Podemos considerar que a prática da arqueologia em terras amazônicas é

indissociável da trajetória do Museu Paraense Emílio Goeldi.3 Muitas das informações que

hoje possuímos sobre a pré-história da região se devem às pesquisas arqueológicas que foram

promovidas pela instituição desde a segunda metade do século XIX, a partir da fundação da

Sociedade Filomática do Pará (núcleo inicial do Museu Paraense) em 1866, cujos objetivos

eram os estudos das ciências naturais, do ambiente e do homem amazônico (BARRETO,

1992; FERREIRA, 2010; SANJAD, 2010). A partir dessa iniciativa, enquanto se consolidava

como um valoroso espaço da ciência, o Museu ministrava o processo de institucionalização e

desenvolvimento da arqueologia (FERREIRA, 2010).

Nesse contexto, as ações de personalidades como Domingos Soares Ferreira Penna4,

o suíço Emílio Goeldi5 e Aureliano de Pinto Guedes (auxiliar de Goeldi), foram fundamentais

para o reconhecimento do potencial arqueológico da Amazônia. Fazer parte de expedições,

realizar escavações, colher fragmentos relacionados à cultura indígena e formar coleções

arqueológicas e etnográficas também tinham uma função definida. Segundo Nelson Sanjad:

Próximos da história e da etnologia, os debates arqueológicos desse período não podem ser dissociados do empenho de intelectuais e de governantes em prol da construção de uma identidade nacional. O passado pré-colonial e o presente aparecem, nesses debates, como um continuum na gênese da nação brasileira, sendo as várias etnias indígenas (e suas respectivas línguas, saberes, hábitos, mitos e cultura material), reunidas e homogeneizadas pelo conceito de “raça”, identificadas como representantes legítimas da nacionalidade em tempos pretéritos. (SANJAD, 2011: 134)

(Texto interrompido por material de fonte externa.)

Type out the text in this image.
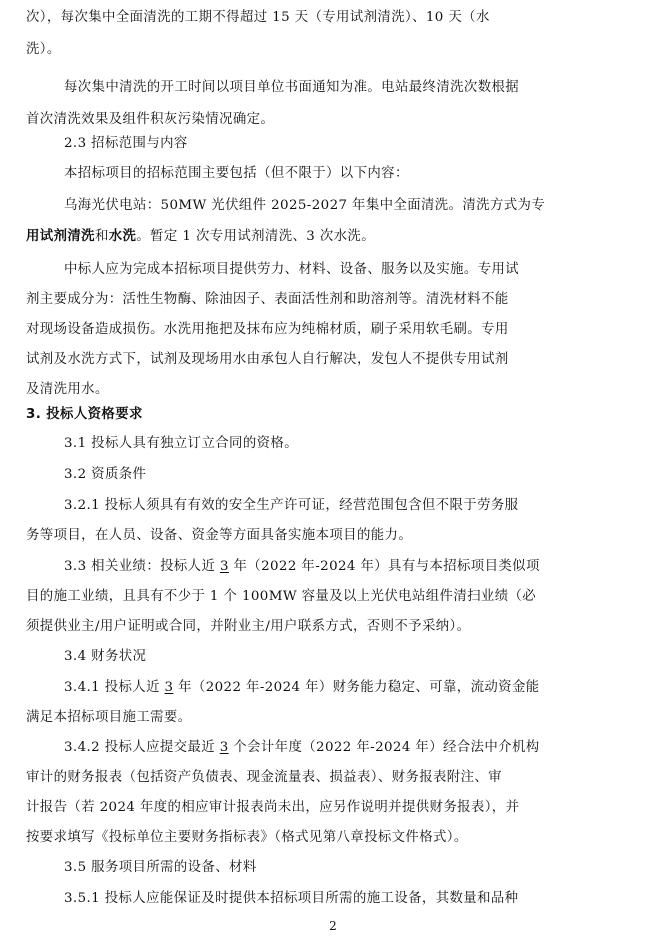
次），每次集中全面清洗的工期不得超过 15 天（专用试剂清洗）、10 天（水
洗）。
每次集中清洗的开工时间以项目单位书面通知为准。电站最终清洗次数根据
首次清洗效果及组件积灰污染情况确定。
2.3 招标范围与内容
本招标项目的招标范围主要包括（但不限于）以下内容：
乌海光伏电站：50MW 光伏组件 2025-2027 年集中全面清洗。清洗方式为专
用试剂清洗和水洗。暂定 1 次专用试剂清洗、3 次水洗。
中标人应为完成本招标项目提供劳力、材料、设备、服务以及实施。专用试
剂主要成分为：活性生物酶、除油因子、表面活性剂和助溶剂等。清洗材料不能
对现场设备造成损伤。水洗用拖把及抹布应为纯棉材质，刷子采用软毛刷。专用
试剂及水洗方式下，试剂及现场用水由承包人自行解决，发包人不提供专用试剂
及清洗用水。
3. 投标人资格要求
3.1 投标人具有独立订立合同的资格。
3.2 资质条件
3.2.1 投标人须具有有效的安全生产许可证，经营范围包含但不限于劳务服
务等项目，在人员、设备、资金等方面具备实施本项目的能力。
3.3 相关业绩：投标人近 3 年（2022 年-2024 年）具有与本招标项目类似项
目的施工业绩，且具有不少于 1 个 100MW 容量及以上光伏电站组件清扫业绩（必
须提供业主/用户证明或合同，并附业主/用户联系方式，否则不予采纳）。
3.4 财务状况
3.4.1 投标人近 3 年（2022 年-2024 年）财务能力稳定、可靠，流动资金能
满足本招标项目施工需要。
3.4.2 投标人应提交最近 3 个会计年度（2022 年-2024 年）经合法中介机构
审计的财务报表（包括资产负债表、现金流量表、损益表）、财务报表附注、审
计报告（若 2024 年度的相应审计报表尚未出，应另作说明并提供财务报表），并
按要求填写《投标单位主要财务指标表》（格式见第八章投标文件格式）。
3.5 服务项目所需的设备、材料
3.5.1 投标人应能保证及时提供本招标项目所需的施工设备，其数量和品种
2
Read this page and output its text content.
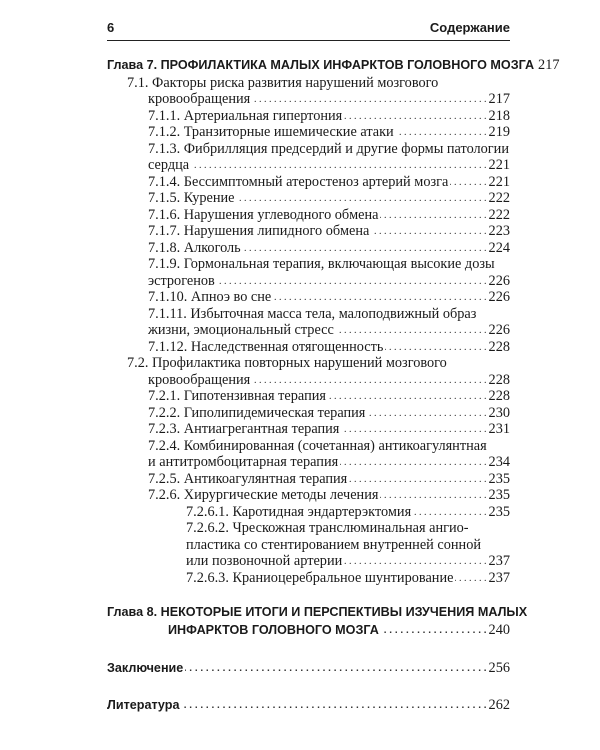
6	Содержание
Глава 7. ПРОФИЛАКТИКА МАЛЫХ ИНФАРКТОВ ГОЛОВНОГО МОЗГА 217
7.1. Факторы риска развития нарушений мозгового
кровообращения . . .	217
7.1.1. Артериальная гипертония . . .	218
7.1.2. Транзиторные ишемические атаки . . .	219
7.1.3. Фибрилляция предсердий и другие формы патологии
сердца . . .	221
7.1.4. Бессимптомный атеростеноз артерий мозга . . .	221
7.1.5. Курение . . .	222
7.1.6. Нарушения углеводного обмена . . .	222
7.1.7. Нарушения липидного обмена . . .	223
7.1.8. Алкоголь . . .	224
7.1.9. Гормональная терапия, включающая высокие дозы
эстрогенов . . .	226
7.1.10. Апноэ во сне . . .	226
7.1.11. Избыточная масса тела, малоподвижный образ
жизни, эмоциональный стресс . . .	226
7.1.12. Наследственная отягощенность . . .	228
7.2. Профилактика повторных нарушений мозгового
кровообращения . . .	228
7.2.1. Гипотензивная терапия . . .	228
7.2.2. Гиполипидемическая терапия . . .	230
7.2.3. Антиагрегантная терапия . . .	231
7.2.4. Комбинированная (сочетанная) антикоагулянтная
и антитромбоцитарная терапия . . .	234
7.2.5. Антикоагулянтная терапия . . .	235
7.2.6. Хирургические методы лечения . . .	235
7.2.6.1. Каротидная эндартерэктомия . . .	235
7.2.6.2. Чрескожная транслюминальная ангио-
пластика со стентированием внутренней сонной
или позвоночной артерии . . .	237
7.2.6.3. Краниоцеребральное шунтирование . . . 237
Глава 8. НЕКОТОРЫЕ ИТОГИ И ПЕРСПЕКТИВЫ ИЗУЧЕНИЯ МАЛЫХ
ИНФАРКТОВ ГОЛОВНОГО МОЗГА . . .	240
Заключение . . .	256
Литература . . .	262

As abordagens sobre as populações indígenas realizadas pelo Museu Paraense, nesse

período, definiam fronteiras e estavam atreladas ao ideário de nação em voga. Um projeto de

identidade nacional e geopolítico (FERREIRA, 2010).

No decorrer do século XX, os estudos arqueológicos correspondentes à pré-história

da Amazônia continuaram em destaque na instituição. Pode-se considerar, por exemplo, as

3 A denominação “Museu Paraense” foi dada em 1871. Em 1894, mudou para “Museu Paraense de História Natural e Etnografia”. Já em 1900, mudou novamente, desta vez para “Museu Goeldi”. Por fim, em 1931, recebeu a denominação atual. 4 Domingos Soares Ferreira Penna (1818-1888) foi o fundador do Museu Paraense em 1866 e primeiro diretor do instituto, atuando ainda como naturalista-viajante do Museu Nacional entre 1872-1884. Ele efetuou pesquisas arqueológicas na Ilha do Marajó (PA), nos rios Tocantins, Xingu, Amazonas, Maracá (no atual estado do Amapá), além de estudar os sambaquis existentes no litoral paraense (BARRETO, 1992). 5 O zoólogo suíço Emílio Augusto Goeldi (1859-1917), assumiu a direção do Museu entre 1894 e 1907, a convite do governador do Pará, Lauro Sodré, sendo responsável por constituir um plano sistemático de escavações e organizar as coleções arqueológicas e etnográficas da instituição (FERREIRA, 2009).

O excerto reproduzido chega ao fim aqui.